Nei giorni successivi, il presidente ha utilizzato termini come “spazzatura”, “corrotti” e “traditori della patria” per riferirsi a giornalisti e testate. Ha rilancito l’acronimo NONSALP — sigla spagnola traducibile con “Non odiamo abbastanza i giornalisti” — e ha condiviso contenuti generati con intelligenza artificiale raffiguranti simbolicamente la “morte del giornalismo argentino”. Ha anche rivolto critiche esplicite a singoli professionisti citati per nome, tra cui la giornalista Laura Di Marco, nei confronti della quale ha usato espressioni offensive in più occasioni nel corso del weekend.

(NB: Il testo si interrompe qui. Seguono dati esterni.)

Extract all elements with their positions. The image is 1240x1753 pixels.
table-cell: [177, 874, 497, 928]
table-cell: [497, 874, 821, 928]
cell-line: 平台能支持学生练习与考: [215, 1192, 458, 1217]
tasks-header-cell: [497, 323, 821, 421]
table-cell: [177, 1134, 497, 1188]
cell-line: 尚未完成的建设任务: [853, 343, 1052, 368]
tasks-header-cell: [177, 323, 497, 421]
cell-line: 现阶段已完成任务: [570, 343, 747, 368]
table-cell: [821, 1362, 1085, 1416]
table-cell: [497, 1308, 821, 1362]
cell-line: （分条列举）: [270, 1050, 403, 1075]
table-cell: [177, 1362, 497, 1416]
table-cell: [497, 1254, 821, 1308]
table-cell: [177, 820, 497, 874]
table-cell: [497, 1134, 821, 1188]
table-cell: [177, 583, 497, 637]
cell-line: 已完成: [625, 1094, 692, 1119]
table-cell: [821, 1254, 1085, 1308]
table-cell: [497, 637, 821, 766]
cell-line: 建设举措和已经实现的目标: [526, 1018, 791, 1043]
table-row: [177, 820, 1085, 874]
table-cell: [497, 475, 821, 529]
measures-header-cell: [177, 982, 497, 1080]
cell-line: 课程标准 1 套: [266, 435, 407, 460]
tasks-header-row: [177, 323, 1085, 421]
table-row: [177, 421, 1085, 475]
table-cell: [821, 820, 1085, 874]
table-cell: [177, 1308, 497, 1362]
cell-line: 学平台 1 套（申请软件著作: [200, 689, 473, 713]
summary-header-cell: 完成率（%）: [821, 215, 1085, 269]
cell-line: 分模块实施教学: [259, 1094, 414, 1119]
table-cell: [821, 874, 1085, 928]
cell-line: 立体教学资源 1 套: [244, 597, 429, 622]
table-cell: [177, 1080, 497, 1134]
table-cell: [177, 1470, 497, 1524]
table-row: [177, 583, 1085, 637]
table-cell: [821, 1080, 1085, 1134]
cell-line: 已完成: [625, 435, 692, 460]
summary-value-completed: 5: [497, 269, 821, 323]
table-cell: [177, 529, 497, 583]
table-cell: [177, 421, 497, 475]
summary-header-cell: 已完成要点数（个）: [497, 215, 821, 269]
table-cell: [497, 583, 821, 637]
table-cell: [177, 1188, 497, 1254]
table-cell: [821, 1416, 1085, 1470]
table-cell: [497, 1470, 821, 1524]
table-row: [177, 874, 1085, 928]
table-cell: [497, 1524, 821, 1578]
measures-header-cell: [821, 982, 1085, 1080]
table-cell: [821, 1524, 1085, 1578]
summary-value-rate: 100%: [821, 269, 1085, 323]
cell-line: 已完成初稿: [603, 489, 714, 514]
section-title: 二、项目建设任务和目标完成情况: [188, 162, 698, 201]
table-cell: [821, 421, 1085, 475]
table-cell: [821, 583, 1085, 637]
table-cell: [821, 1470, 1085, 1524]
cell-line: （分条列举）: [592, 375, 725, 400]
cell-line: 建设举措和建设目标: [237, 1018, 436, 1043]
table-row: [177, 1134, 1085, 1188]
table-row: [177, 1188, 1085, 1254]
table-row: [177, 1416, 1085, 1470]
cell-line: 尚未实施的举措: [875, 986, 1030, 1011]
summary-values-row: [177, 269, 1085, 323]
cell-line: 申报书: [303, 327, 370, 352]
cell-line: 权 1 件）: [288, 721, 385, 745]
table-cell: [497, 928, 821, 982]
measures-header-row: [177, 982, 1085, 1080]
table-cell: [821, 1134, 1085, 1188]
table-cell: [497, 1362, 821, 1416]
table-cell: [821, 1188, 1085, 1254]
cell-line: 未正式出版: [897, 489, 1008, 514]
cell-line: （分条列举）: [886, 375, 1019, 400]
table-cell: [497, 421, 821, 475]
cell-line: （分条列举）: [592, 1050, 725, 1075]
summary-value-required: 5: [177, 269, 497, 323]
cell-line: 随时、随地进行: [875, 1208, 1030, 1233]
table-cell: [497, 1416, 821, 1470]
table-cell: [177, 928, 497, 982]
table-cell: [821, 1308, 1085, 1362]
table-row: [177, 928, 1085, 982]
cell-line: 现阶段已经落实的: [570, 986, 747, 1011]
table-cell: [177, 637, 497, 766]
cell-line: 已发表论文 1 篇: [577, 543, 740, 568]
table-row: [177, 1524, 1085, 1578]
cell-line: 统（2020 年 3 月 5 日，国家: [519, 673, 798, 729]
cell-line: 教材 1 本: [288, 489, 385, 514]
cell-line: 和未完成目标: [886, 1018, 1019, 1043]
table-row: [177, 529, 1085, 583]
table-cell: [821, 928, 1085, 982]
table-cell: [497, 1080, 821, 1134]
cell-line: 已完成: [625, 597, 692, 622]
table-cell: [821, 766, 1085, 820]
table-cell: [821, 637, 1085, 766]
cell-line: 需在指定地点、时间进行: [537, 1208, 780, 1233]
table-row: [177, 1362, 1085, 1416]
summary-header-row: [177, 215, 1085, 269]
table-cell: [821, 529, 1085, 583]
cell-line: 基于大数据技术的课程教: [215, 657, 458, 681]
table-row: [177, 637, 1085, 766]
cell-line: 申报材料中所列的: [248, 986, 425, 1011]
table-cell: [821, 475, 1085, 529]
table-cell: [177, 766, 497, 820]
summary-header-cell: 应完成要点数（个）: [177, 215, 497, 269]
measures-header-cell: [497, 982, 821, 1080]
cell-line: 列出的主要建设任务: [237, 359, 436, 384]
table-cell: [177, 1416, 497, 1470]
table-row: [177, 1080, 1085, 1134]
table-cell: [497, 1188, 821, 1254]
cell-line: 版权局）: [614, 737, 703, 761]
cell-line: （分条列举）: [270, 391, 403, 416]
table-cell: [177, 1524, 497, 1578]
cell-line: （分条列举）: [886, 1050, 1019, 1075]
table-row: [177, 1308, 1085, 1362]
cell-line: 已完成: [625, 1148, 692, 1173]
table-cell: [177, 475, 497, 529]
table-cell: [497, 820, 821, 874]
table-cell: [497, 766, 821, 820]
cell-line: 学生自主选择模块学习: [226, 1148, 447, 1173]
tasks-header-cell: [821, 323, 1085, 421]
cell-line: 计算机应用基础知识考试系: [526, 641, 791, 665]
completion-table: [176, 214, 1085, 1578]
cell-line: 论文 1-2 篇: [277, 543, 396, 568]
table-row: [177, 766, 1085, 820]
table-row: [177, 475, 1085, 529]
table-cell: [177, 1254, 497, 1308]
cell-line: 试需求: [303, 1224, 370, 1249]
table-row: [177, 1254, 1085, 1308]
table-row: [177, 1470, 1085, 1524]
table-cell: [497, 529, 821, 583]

Milei ha inoltre affermato l’esistenza di una “associazione a delinquere” che coinvolgerebbe giornalisti, redattori e proprietari di media critici nei confronti del governo, e ha sostenuto che la pubblicità istituzionale dovrebbe essere azzerata verso tutte le testate, definendole “facilmente corruttibili”. Ha anche ricondiviso un messaggio in cui si chiedeva di dichiarare il giornalismo “organizzazione terrorista”, senza prendere esplicitamente le distanze dal contenuto.
All’attività del presidente si sono aggiunte quelle di diversi esponenti del governo. I ministri Luis Caputo (Economia) e Pablo Quirno (Relazioni Estere) hanno interagito con i contenuti pubblicati da Milei tramite like e ricondivisioni. Il consigliere Santiago Caputo è intervenuto con il proprio profilo personale. Alcuni media vicini all’esecutivo hanno sistematicamente amplificato i messaggi presidenziali, trasformandoli in contenuti grafici diffusi sui social network.
Nel corso del weekend si è verificato un episodio che ha suscitato ulteriori discussioni.
Sabato 4 aprile, Milei ha smentito pubblicamente la notizia secondo cui la ministra del Capitale Umano, Sandra Pettovello, avesse rimosso il proprio capo di Gabinetto, Leandro Massaccesi, a causa di un mutuo ottenuto presso la Banca Nación. Definendo la notizia “falsa di falsità assoluta”, ha accusato i giornalisti di continuare a diffonderla pur sapendo che era infondata. Poco dopo, Massaccesi ha confermato pubblicamente sia l’ottenimento del prestito sia il nesso con la sua rimozione. Si è appreso successivamente che la vicenda aveva generato tensioni anche all’interno del governo, coinvolgendo altri ministri che avrebbero anch’essi beneficiato di prestiti agevolati da istituti pubblici.
La domenica 5 aprile, Milei ha pubblicato su Clarín un articolo di sua firma dedicato all’economista Adam Smith. Nello stesso momento, il suo profilo su X manteneva fissato un messaggio critico nei confronti della stessa testata. Nel corso della giornata ha rinnovato le critiche al quotidiano, commentando alcune sue pubblicazioni. Ha anche espresso riserve sulla prima pagina cartacea de LA NACION, definendo la testata un “pasquino” e accusandone redattori e proprietari di essere parte di una “associazione a delinquere”.
L’attività sull’account presidenziale è proseguita fino a oltre la mezzanotte tra domenica e lunedì, quando le festività pasquali erano ormai concluse. Nel corso dei quattro giorni, dall’account di Milei non sono stati pubblicati messaggi di auguri per le festività.
Le organizzazioni a difesa della libertà di stampa non hanno ancora rilasciato dichiarazioni ufficiali sull’episodio al momento della pubblicazione di questo articolo. In Argentina, il rapporto tra il governo Milei e i media indipendenti è stato oggetto di tensioni ricorrenti sin dall’inizio del mandato presidenziale, a dicembre 2023.